Suchen und Arbeiten sind die häufigsten Verwendungen für Chatbots, 1 von 10 nutzen diese Tools zur emotionalen Unterstützung; Quelle: PEW Research

Hälfte der US-Amerikaner nutzt Chatbots / Mehrheit sieht zu hohes Tempo

Etwa die Hälfte (49 %) der Erwachsenen in den USA nutzen Chatbots – deutlich mehr, als noch vor zwei Jahren (2024: 33 %). Dabei setzen etwa die Hälfte der NutzerInnen, also etwa jeder vierte US-Amerikaner, Chatbots ein- oder mehrmals täglich ein. Das ist das Ergebnis einer Befragung des PEW Research Center’s, einem vor allem auf gesellschaftliche und technische Veränderungen gerichteter Think-Tank in den USA. Die häufigste Nutzung der Chatbots erfolgt demnach auf der Suche nach Informationen (42 %), gefolgt von der Erledigung von Aufgaben für den Arbeitsprozess (38 %). Jeder Fünfte (20 %) fragt den Chatbot um medizinischen Rat, immerhin zehn Prozent suchen auch emotionale Unterstützung und Beratung.
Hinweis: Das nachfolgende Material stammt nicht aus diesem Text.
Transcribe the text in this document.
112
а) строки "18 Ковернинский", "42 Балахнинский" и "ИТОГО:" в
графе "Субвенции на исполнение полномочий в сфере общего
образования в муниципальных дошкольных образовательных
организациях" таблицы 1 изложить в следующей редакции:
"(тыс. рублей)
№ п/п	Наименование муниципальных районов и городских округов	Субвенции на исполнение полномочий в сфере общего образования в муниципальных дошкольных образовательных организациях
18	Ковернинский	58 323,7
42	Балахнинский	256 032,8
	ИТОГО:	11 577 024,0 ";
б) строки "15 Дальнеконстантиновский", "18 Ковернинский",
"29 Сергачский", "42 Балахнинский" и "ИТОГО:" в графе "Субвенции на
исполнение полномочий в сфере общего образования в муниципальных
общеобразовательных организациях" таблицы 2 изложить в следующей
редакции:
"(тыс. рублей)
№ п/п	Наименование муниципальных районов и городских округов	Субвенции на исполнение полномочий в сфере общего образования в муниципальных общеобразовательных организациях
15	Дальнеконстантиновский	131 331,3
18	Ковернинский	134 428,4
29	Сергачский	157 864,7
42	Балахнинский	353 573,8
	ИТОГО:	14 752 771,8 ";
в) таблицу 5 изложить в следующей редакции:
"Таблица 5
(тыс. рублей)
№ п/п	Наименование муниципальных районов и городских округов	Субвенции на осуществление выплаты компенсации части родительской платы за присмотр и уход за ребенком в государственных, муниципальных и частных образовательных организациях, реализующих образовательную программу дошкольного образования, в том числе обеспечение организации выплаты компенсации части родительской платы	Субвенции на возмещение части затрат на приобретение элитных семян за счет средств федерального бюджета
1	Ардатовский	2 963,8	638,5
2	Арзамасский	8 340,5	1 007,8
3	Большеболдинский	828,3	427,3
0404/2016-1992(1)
Die Nutzung von Chatbots variiert der Untersuchung zufolge stark je nach Alter. Erwachsene unter 50 Jahren geben etwa doppelt so häufig wie Menschen über 50 Jahren an, dass sie ChatGPT verwenden (57 % gegenüber 28 %). Die Mehrheit der NutzerInnen sieht in den Chats eine Möglichkeit, sowohl Produktivität, als auch Kreativität zu steigern. Nur wenige (jeweils 5 %) sagen, dass Chatbots ihnen in beider Hinsicht schade.

Dagegen sagen immer mehr AmerikanerInnen voraus, dass KI eher schlecht als gut für die Gesellschaft sein werde. Vier von zehn Erwachsenen in den USA sagen, dass KI in den nächsten 20 Jahren einen negativen Einfluss auf die Gesellschaft haben wird, nur 16 Prozent sehen positive Effekte auf die Gesellschaft, 31 Prozent sehen beides und 13 Prozent sind sich nicht sicher. Für die Auswirkungen auf sich selbst sind die Befragten geringfügig optimistischer: Hier sehen 23 Prozent positive Effekte, 31 Prozent negative Auswirkungen.

Zudem glaubt die Mehrheit der Amerikaner (63 %), dass Künstliche Intelligenz zu schnell voranschreitet. Nur 19 Prozent halten das Tempo für richtig, lediglich 2 % geht es noch zu langsam voran.